Common beginner mistakes
The first mistake is jumping straight into VLA. VLA models are exciting, but if you do not know whether your robot action is a joint target, an end-effector delta or a gripper command, you cannot debug the policy.
The second mistake is collecting a lot of low-quality data. HW3 notes that if the teleoperator stands still for many seconds during recording, the dataset will contain many "do nothing" actions. The policy may then learn to be passive. Robotics data is not only about quantity; it is about coverage and action quality.

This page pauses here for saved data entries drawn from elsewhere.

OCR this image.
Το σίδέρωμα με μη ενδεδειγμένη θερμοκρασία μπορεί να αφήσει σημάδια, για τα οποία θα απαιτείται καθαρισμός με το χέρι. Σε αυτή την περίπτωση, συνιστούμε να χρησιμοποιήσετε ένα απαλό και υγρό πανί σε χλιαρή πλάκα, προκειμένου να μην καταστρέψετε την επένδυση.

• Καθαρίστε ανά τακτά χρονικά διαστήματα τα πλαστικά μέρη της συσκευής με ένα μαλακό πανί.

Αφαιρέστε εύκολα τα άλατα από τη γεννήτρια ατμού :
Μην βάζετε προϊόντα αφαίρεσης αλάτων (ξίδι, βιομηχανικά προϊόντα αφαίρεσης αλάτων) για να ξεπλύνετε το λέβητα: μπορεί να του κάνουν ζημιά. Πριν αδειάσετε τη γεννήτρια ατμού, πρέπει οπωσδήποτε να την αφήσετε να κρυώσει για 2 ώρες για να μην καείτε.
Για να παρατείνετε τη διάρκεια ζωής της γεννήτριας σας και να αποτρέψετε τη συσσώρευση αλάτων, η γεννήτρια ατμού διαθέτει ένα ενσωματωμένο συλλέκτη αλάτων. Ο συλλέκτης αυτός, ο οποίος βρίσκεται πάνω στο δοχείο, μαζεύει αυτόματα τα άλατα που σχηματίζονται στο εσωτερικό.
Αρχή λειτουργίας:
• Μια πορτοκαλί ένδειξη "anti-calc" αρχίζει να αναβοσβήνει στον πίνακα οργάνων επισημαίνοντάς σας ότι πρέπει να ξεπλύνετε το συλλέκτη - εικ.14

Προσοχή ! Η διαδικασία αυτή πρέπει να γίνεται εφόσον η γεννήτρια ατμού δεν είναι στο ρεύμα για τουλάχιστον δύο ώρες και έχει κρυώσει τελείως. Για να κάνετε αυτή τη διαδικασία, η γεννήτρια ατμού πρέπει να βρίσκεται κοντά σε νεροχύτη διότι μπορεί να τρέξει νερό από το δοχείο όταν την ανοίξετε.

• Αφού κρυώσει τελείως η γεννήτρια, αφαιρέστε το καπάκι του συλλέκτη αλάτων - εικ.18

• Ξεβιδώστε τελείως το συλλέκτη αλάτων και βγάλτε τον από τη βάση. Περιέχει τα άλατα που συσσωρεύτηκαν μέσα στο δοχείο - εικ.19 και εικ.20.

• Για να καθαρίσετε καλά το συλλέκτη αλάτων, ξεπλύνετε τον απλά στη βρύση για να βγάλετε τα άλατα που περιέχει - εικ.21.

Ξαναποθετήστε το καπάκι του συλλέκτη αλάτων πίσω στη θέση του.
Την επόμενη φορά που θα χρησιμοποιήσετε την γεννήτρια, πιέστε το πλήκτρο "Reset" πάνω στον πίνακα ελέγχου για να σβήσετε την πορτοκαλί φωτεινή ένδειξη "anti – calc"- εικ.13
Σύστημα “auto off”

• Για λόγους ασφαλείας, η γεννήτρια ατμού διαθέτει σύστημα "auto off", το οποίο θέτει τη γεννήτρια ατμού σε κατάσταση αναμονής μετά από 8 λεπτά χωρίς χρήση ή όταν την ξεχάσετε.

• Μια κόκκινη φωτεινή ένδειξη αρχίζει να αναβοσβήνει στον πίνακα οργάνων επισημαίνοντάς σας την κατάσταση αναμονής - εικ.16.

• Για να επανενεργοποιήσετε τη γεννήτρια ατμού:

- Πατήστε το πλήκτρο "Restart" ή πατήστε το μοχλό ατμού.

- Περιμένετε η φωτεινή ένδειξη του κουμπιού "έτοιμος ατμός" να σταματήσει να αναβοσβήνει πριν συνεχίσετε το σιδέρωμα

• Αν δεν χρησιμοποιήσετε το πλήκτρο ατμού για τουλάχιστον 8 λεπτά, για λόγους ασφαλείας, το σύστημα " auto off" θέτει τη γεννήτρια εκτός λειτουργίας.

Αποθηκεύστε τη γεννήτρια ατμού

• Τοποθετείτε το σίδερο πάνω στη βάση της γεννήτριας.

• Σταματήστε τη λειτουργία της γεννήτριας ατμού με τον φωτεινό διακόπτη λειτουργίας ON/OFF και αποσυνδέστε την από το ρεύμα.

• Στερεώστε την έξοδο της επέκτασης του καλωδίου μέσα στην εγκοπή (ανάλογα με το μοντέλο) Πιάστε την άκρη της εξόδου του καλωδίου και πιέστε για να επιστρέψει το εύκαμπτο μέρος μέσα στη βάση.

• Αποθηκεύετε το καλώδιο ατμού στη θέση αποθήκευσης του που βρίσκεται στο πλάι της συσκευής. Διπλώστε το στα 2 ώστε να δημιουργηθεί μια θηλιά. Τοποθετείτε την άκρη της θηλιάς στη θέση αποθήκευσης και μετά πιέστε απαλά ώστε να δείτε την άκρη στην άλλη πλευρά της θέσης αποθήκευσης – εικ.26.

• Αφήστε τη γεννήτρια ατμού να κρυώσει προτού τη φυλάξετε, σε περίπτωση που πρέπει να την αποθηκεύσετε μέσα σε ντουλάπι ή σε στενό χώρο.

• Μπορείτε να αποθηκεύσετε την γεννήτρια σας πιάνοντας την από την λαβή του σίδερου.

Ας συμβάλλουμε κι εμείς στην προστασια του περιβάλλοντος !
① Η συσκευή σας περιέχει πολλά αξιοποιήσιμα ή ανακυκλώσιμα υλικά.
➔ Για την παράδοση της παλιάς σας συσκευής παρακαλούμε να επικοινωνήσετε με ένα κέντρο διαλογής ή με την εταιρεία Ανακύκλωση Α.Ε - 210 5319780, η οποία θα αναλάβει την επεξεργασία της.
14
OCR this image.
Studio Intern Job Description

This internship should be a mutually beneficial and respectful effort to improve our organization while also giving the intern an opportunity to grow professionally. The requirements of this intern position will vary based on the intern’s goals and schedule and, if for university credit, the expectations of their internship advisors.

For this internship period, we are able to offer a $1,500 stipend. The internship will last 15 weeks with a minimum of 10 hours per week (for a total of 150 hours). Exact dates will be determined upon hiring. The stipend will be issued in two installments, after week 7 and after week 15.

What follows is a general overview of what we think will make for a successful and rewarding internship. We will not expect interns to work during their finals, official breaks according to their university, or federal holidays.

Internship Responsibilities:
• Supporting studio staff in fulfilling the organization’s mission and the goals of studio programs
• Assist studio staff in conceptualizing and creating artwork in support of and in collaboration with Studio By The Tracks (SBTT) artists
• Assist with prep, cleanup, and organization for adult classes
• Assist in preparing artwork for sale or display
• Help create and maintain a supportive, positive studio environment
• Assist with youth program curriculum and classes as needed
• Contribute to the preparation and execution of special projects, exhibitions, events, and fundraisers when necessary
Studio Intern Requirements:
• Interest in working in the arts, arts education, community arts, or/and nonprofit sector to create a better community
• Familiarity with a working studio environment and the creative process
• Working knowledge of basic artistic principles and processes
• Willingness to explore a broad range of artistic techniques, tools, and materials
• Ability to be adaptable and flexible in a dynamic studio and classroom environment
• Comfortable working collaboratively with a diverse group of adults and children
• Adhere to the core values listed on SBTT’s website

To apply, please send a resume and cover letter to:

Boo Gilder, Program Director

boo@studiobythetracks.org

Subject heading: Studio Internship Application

The third mistake is evaluating only a successful video. Always run many headless episodes, record success rate and tracking error, and inspect failure cases. A policy that fails 15% of the time can still look excellent if you only show the best rollout.
The fourth mistake is ignoring the difference between training and inference. During training, a policy may rely on randomization, exploration noise, replay buffers or teacher corrections. During inference, it has only the current observation and the checkpoint. Hidden assumptions show up quickly when deployed.
Conclusion
ETH Robot Learning 2026 is worth studying because it does not sell the story that foundation models solve robotics by themselves. It teaches the stack: tensors, control, MDPs, imitation learning, RL, generative policies, sequence models, world models and then VLA/foundation models. For beginners, that is the least confusing path. Each modern paper appears after you have already seen the concrete problem it tries to solve.
For the next step, continue with the LeRobot ecosystem, OpenVLA deep dives and whole-body VLA training pipelines. Concepts such as dataset schemas, action chunking, diffusion heads, policy rollouts and sim-to-real will become much easier to reason about.